In some others, the metal nanoparticle acts only as the nucleation site and not as a catalyst Selleckchem GW-572016 for nanomaterial growth. In this case, the metal nanoparticles remain at the bottom of the nanomaterial during growth (‘base’ growth) [10, 15–17, 21]. In addition to this ‘base’ growth, one may also observe side branches growing
from the bottom of the nanostructures. The latter scenario often results in the formation of complete nanostructured networks such as nanowalls (NWLs) . Such structures are quasi-2D nanomaterials with potential applications in emerging technologies, including solar cells , sensors [23, 27], and piezoelectric nanogenerators . It has been shown that NWs and NWLs can also co-exist in a single synthesis batch . Kumar et al.  successfully demonstrated the growth of NWs, NWLs, and hybrid buy YAP-TEAD Inhibitor 1 nanowire-nanowall (NW-NWL) in which material morphology was optimized by careful control of the metal layer (Au) thickness. On the other hand, some reports have
shown that various ZnO nanostructures can also be produced through Idasanutlin purchase precise control of the temperature-activated Zn source flux during a vapor transport and condensation synthesis process . Despite these several reports of different ZnO nanostructure growth processes, the exact mechanism responsible for the evolution of the different nanostructures is still not fully understood. In this paper, we will present a detailed study of the growth and evolution of a diverse range of ZnO nanostructures
that can be grown on Au-coated 4H-SiC substrates. We will emphasize that VLS synthesis and its optimization is driven by Au layer thickness, growth temperature, and time. Finally, we will demonstrate that the diverse nanostructures obtained here can be attributed to the temperature-activated Zn cluster drift phenomenon on the SiC surface and, hence, can be controlled. Methods Experimental details The synthesis of the different ZnO nanostructures was carried out in a horizontal quartz DOK2 furnace [14, 21]. ZnO nanostructures were grown by carbothermal reduction of ZnO nanopowder  on (0001) 4H-SiC substrates. SiC was chosen to target a crystalline vertically oriented ZnO growth keeping the lattice mismatch as small as possible (<6 %).
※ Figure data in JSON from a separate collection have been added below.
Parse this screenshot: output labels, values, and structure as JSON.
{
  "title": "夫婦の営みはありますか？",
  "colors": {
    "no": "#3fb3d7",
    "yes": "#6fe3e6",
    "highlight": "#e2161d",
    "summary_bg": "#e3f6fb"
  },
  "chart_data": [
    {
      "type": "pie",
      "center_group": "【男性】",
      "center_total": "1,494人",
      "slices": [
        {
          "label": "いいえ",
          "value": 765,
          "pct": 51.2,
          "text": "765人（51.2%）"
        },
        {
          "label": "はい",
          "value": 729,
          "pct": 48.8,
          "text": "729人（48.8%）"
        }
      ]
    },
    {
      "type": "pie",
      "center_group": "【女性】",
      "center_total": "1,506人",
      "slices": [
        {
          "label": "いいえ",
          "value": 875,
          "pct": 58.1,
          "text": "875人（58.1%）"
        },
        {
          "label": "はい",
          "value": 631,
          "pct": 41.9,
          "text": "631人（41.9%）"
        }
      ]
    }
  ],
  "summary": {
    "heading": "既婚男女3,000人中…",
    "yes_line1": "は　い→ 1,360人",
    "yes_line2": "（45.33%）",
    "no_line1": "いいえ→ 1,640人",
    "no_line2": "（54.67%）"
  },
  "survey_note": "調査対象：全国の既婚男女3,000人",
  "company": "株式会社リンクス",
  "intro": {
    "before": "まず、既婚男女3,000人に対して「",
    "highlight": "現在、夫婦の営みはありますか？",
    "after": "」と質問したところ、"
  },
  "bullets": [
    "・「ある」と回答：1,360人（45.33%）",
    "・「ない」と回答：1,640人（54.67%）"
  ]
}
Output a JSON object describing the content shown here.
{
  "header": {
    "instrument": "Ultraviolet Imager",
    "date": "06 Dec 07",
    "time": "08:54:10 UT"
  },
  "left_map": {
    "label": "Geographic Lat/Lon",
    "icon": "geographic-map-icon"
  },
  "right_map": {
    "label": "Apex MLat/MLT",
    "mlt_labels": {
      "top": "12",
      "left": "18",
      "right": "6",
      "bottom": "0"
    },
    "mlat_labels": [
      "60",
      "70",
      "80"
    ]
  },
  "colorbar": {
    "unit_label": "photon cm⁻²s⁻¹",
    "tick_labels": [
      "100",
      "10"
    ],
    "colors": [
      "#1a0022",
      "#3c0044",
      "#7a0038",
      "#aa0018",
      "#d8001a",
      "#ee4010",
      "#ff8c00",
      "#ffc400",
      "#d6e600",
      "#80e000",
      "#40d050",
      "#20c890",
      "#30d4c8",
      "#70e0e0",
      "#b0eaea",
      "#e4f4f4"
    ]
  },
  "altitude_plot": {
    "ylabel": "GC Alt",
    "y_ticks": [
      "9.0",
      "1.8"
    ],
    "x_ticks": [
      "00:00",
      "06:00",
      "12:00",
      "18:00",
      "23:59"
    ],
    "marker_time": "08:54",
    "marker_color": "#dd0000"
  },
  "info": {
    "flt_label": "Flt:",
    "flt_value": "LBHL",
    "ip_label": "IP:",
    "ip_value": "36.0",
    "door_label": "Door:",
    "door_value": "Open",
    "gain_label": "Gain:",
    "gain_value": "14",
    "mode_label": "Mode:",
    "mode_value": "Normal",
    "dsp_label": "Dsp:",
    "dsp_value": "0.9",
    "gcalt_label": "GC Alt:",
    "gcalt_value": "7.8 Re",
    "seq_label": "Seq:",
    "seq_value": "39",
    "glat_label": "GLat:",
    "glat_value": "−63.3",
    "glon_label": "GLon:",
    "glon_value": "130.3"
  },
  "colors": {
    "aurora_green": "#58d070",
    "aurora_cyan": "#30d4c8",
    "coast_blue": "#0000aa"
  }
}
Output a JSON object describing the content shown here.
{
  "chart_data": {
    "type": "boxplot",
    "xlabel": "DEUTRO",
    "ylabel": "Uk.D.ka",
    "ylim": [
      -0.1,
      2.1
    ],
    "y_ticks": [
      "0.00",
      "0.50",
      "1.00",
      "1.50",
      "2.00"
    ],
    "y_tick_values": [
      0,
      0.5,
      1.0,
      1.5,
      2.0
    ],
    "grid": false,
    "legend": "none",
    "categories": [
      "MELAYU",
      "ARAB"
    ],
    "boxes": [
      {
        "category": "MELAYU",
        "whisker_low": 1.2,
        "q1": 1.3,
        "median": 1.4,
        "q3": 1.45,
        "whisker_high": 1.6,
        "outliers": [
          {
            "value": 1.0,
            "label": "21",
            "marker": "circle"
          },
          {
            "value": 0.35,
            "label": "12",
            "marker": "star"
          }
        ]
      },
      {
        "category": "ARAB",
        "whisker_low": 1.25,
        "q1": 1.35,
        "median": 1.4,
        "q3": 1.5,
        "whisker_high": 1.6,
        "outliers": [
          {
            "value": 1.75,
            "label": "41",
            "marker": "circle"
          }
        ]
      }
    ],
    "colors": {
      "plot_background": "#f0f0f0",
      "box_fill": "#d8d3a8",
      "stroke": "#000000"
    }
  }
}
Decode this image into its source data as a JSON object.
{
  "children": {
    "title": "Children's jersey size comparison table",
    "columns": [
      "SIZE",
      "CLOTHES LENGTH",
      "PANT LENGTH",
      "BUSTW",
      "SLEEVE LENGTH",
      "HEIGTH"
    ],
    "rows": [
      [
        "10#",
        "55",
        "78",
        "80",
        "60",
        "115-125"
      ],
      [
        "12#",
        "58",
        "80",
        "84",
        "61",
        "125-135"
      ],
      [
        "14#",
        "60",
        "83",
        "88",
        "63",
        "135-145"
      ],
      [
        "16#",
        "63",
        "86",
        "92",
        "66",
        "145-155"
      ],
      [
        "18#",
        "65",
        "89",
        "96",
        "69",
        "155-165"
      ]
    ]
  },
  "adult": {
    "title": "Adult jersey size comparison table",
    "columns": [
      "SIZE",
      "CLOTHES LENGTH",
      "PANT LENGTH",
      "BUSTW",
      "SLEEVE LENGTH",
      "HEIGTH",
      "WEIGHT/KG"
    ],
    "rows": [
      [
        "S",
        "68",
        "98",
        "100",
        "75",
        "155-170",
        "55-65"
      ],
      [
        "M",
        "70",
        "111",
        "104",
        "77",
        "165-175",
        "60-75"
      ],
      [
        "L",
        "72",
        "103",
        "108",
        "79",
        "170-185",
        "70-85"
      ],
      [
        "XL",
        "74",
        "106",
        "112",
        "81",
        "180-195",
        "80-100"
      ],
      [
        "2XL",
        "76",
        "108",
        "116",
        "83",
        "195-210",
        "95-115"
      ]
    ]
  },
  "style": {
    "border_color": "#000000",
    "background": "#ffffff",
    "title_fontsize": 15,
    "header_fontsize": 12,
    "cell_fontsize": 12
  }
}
Indeed, it has been recently shown that, for energy harvesting applications, vertically c-axis oriented nanostructures such as NWs and NWLs are preferred over randomly oriented ones [7, 8, 10, 11]. Prior to nanomaterial synthesis, SiC substrates were coated with two different Au thicknesses (6 and 12 nm ±1 nm) using a magnetron sputtering system. Next, the Au-coated SiC substrates and the source material (ZnO and C at 1:1 weight ratio) were placed on top of an Alumina ‘boat.’ This boat was inserted close to the center of quartz tube inside the furnace. During all the process, an Ar ambient was maintained in the growth chamber, without any vacuum system.